Потребление со вкусом: мода в музеях на службе художественного образования

История модных выставок способна еще сильнее изменить представления о коммерческой стороне системы моды[42]: порой эстетические аспекты одежды подчеркивают с целью пропагандировать «качественное потребление», превратить рядового покупателя в знатока. Выставки моды прошлого изначально мыслились как инструменты повышения уровня жизни. Так, музей моды, в 1712 году предложенный журналом The Spectator, должен был консультировать потребителей и давать им советы: в сопровождении куратора, специалиста по моде, они смогли бы изучить различные фасоны, появившиеся за определенный период, и решить, какой им больше подходит (The Spectator 1712: 219–220).

Статья 1873 года, где описывалась экспозиция старинного платья в отделе промышленности Третьей ежегодной международной выставки в Лондоне, тоже содержала мысли о необходимости просвещать покупательниц относительно истории моды:

Общепризнано, что дамы в совершенстве владеют искусством туалета. Свет лишился бы более чем половины своих печалей и радостей, если бы женщины облачились в одинаковые костюмы, столь же неинтересные и невзрачные, как те, что носят мужчины. Поэтому изучение принципов изящного искусства принесло бы женщинам колоссальную пользу. И если уж этой половине человечества в самом деле приходится расплачиваться заботой о платье за сходство с ангелами, ей несомненно потребно утешение разумного художественного воспитания и четкие эстетические принципы, которыми женщины могли бы руководствоваться, выполняя обязанности и сохраняя отличительные особенности своего пола (Antiquities 1873: 220).

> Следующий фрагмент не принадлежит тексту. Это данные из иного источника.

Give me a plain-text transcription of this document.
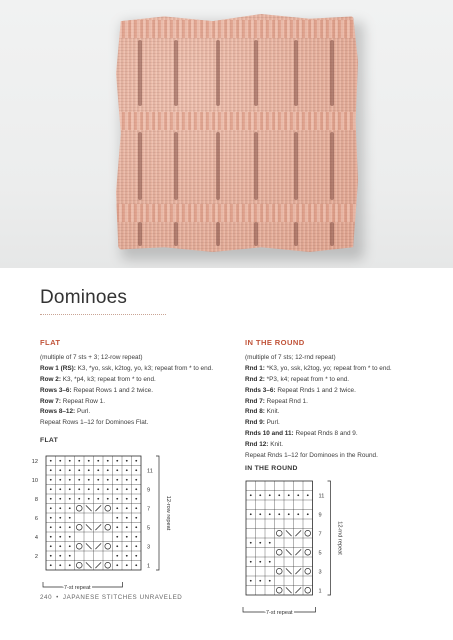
Dominoes
FLAT
(multiple of 7 sts + 3; 12-row repeat)
Row 1 (RS): K3, *yo, ssk, k2tog, yo, k3; repeat from * to end.
Row 2: K3, *p4, k3; repeat from * to end.
Rows 3–6: Repeat Rows 1 and 2 twice.
Row 7: Repeat Row 1.
Rows 8–12: Purl.
Repeat Rows 1–12 for Dominoes Flat.
IN THE ROUND
(multiple of 7 sts; 12-rnd repeat)
Rnd 1: *K3, yo, ssk, k2tog, yo; repeat from * to end.
Rnd 2: *P3, k4; repeat from * to end.
Rnds 3–6: Repeat Rnds 1 and 2 twice.
Rnd 7: Repeat Rnd 1.
Rnd 8: Knit.
Rnd 9: Purl.
Rnds 10 and 11: Repeat Rnds 8 and 9.
Rnd 12: Knit.
Repeat Rnds 1–12 for Dominoes in the Round.
FLAT
IN THE ROUND
12
10
8
6
4
2
11
9
7
5
3
1
12-row repeat
7-st repeat
11
9
7
5
3
1
12-rnd repeat
7-st repeat
240 • JAPANESE STITCHES UNRAVELED
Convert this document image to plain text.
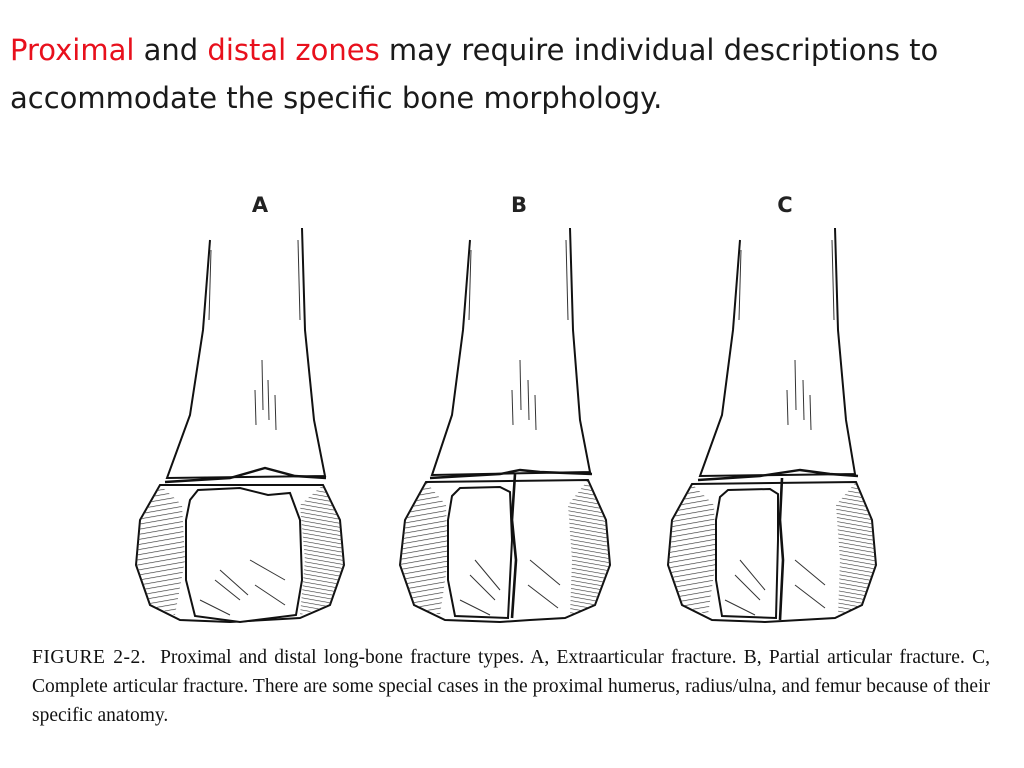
Proximal and distal zones may require individual descriptions to accommodate the specific bone morphology.
A	B	C

FIGURE 2-2. Proximal and distal long-bone fracture types. A, Extraarticular fracture. B, Partial articular fracture. C, Complete articular fracture. There are some special cases in the proximal humerus, radius/ulna, and femur because of their specific anatomy.
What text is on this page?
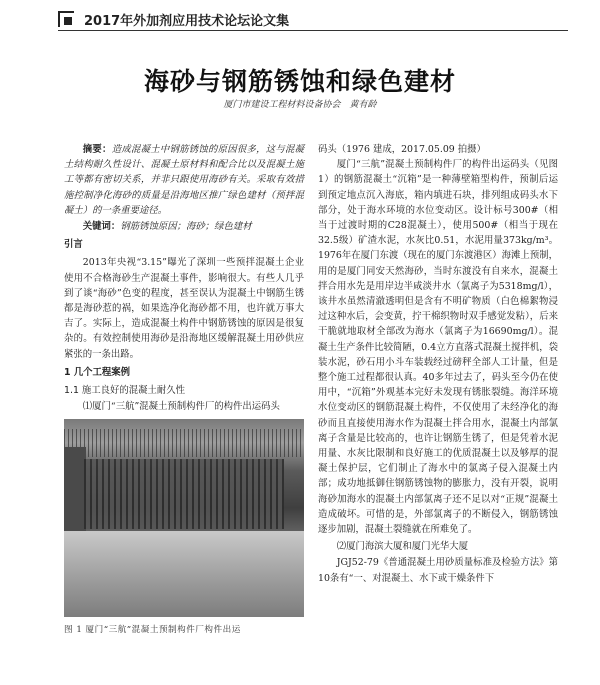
2017年外加剂应用技术论坛论文集
海砂与钢筋锈蚀和绿色建材
厦门市建设工程材料设备协会　黄有龄

摘要：造成混凝土中钢筋锈蚀的原因很多，这与混凝土结构耐久性设计、混凝土原材料和配合比以及混凝土施工等都有密切关系，并非只跟使用海砂有关。采取有效措施控制净化海砂的质量是沿海地区推广绿色建材（预拌混凝土）的一条重要途径。

关键词：钢筋锈蚀原因；海砂；绿色建材

引言

2013年央视“3.15”曝光了深圳一些预拌混凝土企业使用不合格海砂生产混凝土事件，影响很大。有些人几乎到了谈“海砂”色变的程度，甚至误认为混凝土中钢筋生锈都是海砂惹的祸，如果选净化海砂都不用，也许就万事大吉了。实际上，造成混凝土构件中钢筋锈蚀的原因是很复杂的。有效控制使用海砂是沿海地区缓解混凝土用砂供应紧张的一条出路。

1 几个工程案例
1.1 施工良好的混凝土耐久性

⑴厦门“三航”混凝土预制构件厂的构件出运码头

图 1 厦门“三航”混凝土预制构件厂构件出运

码头（1976 建成，2017.05.09 拍摄）

厦门“三航”混凝土预制构件厂的构件出运码头（见图 1）的钢筋混凝土“沉箱”是一种薄壁箱型构件，预制后运到预定地点沉入海底，箱内填进石块，排列组成码头水下部分，处于海水环境的水位变动区。设计标号300#（相当于过渡时期的C28混凝土），使用500#（相当于现在32.5级）矿渣水泥，水灰比0.51，水泥用量373kg/m³。1976年在厦门东渡（现在的厦门东渡港区）海滩上预制，用的是厦门同安天然海砂，当时东渡没有自来水，混凝土拌合用水先是用岸边半咸淡井水（氯离子为5318mg/l），该井水虽然清澈透明但是含有不明矿物质（白色棉絮物浸过这种水后，会变黄，拧干棉织物时双手感觉发粘），后来干脆就地取材全部改为海水（氯离子为16690mg/l）。混凝土生产条件比较简陋，0.4立方直落式混凝土搅拌机，袋装水泥，砂石用小斗车装载经过磅秤全部人工计量，但是整个施工过程都很认真。40多年过去了，码头至今仍在使用中，“沉箱”外观基本完好未发现有锈胀裂缝。海洋环境水位变动区的钢筋混凝土构件，不仅使用了未经净化的海砂而且直接使用海水作为混凝土拌合用水，混凝土内部氯离子含量是比较高的，也许让钢筋生锈了，但是凭着水泥用量、水灰比限制和良好施工的优质混凝土以及够厚的混凝土保护层，它们制止了海水中的氯离子侵入混凝土内部；成功地抵御住钢筋锈蚀物的膨胀力，没有开裂，说明海砂加海水的混凝土内部氯离子还不足以对“正规”混凝土造成破坏。可惜的是，外部氯离子的不断侵入，钢筋锈蚀逐步加剧，混凝土裂缝就在所难免了。

⑵厦门海滨大厦和厦门光华大厦

JGJ52-79《普通混凝土用砂质量标准及检验方法》第10条有“一、对混凝土、水下或干燥条件下
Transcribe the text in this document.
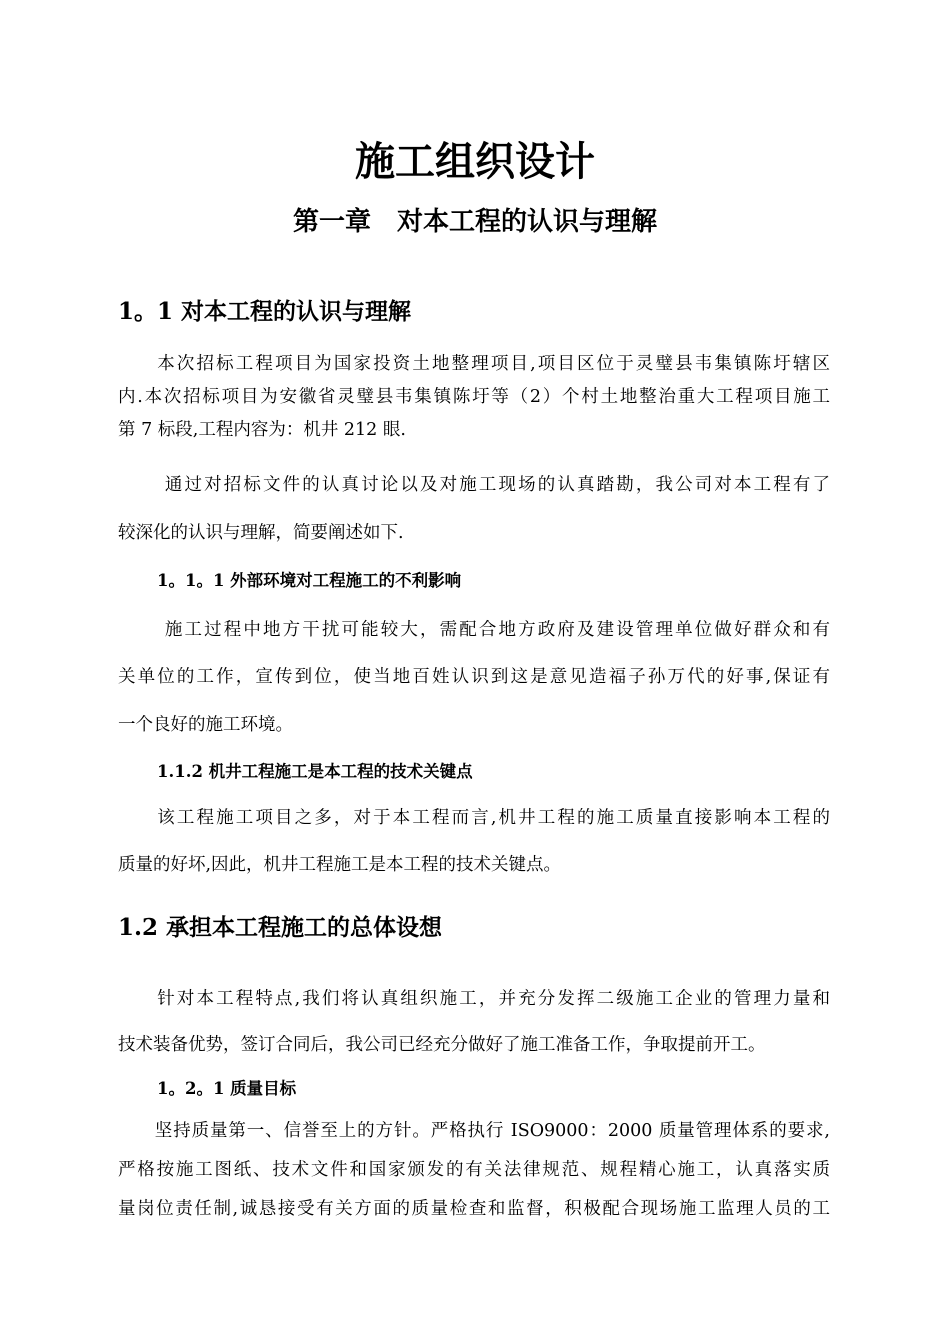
施工组织设计
第一章　对本工程的认识与理解
1。1 对本工程的认识与理解

　　本次招标工程项目为国家投资土地整理项目,项目区位于灵璧县韦集镇陈圩辖区

内.本次招标项目为安徽省灵璧县韦集镇陈圩等（2）个村土地整治重大工程项目施工

第 7 标段,工程内容为：机井 212 眼.

　　 通过对招标文件的认真讨论以及对施工现场的认真踏勘，我公司对本工程有了

较深化的认识与理解，简要阐述如下.

1。1。1 外部环境对工程施工的不利影响

　　 施工过程中地方干扰可能较大，需配合地方政府及建设管理单位做好群众和有

关单位的工作，宣传到位，使当地百姓认识到这是意见造福子孙万代的好事,保证有

一个良好的施工环境。

1.1.2 机井工程施工是本工程的技术关键点

　　该工程施工项目之多，对于本工程而言,机井工程的施工质量直接影响本工程的

质量的好坏,因此，机井工程施工是本工程的技术关键点。

1.2 承担本工程施工的总体设想

　　针对本工程特点,我们将认真组织施工，并充分发挥二级施工企业的管理力量和

技术装备优势，签订合同后，我公司已经充分做好了施工准备工作，争取提前开工。

1。2。1 质量目标

　　坚持质量第一、信誉至上的方针。严格执行 ISO9000：2000 质量管理体系的要求,

严格按施工图纸、技术文件和国家颁发的有关法律规范、规程精心施工，认真落实质

量岗位责任制,诚恳接受有关方面的质量检查和监督，积极配合现场施工监理人员的工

Далее, перейдя к описанию самих костюмов (этому аспекту выставки в статье отведено беспрецедентное для XIX века место, ведь в ту эпоху экспозициям моды прошлого не уделяли столько внимания), автор заключает, что все большая доступность «художественных и тщательно отобранных» образцов вневременного хорошего вкуса (Ibid.: 303) изменила общество:

Похоже, мы на пути к более разумным и изящным эталонам моды, чем до сих пор, а изменения к лучшему, заметные в костюмах представителей среднего и низшего классов, поражают: в них, по счастью, теперь меньше кричащих цветов и безвкусной пышности, зато налицо бóльшая утонченность и зрелость суждений (Ibid.: 51).

Что совершенно типично для высказываний о культуре того периода, причины улучшения материальной культуры низших классов автор усматривает в образовании, а не в росте экономического благосостояния. Но вместе с тем он предлагает способ сделать недоступную другим слоям общества эксклюзивную материальную культуру высших классов желанной социальной и культурной ценностью. Одна из социальных функций художественных музеев в эпоху модернизма состояла как раз в просвещении потребителей, большей частью женщин, с тем чтобы из необразованных покупателей сделать культурных ценителей (см., например, анализ выставки «Полезные вещи» [Useful Objects] в Музее современного искусства в Нью-Йорке: Staniszewski 1998). Чтобы понимать, как бренды отражают различия в социально-экономическом статусе, потребитель должен быть грамотным, а не скупать все подряд. Таким образом, экспонирование моды прошлого как искусства одновременно обходит и стимулирует рыночные факторы, стоящие за системой моды.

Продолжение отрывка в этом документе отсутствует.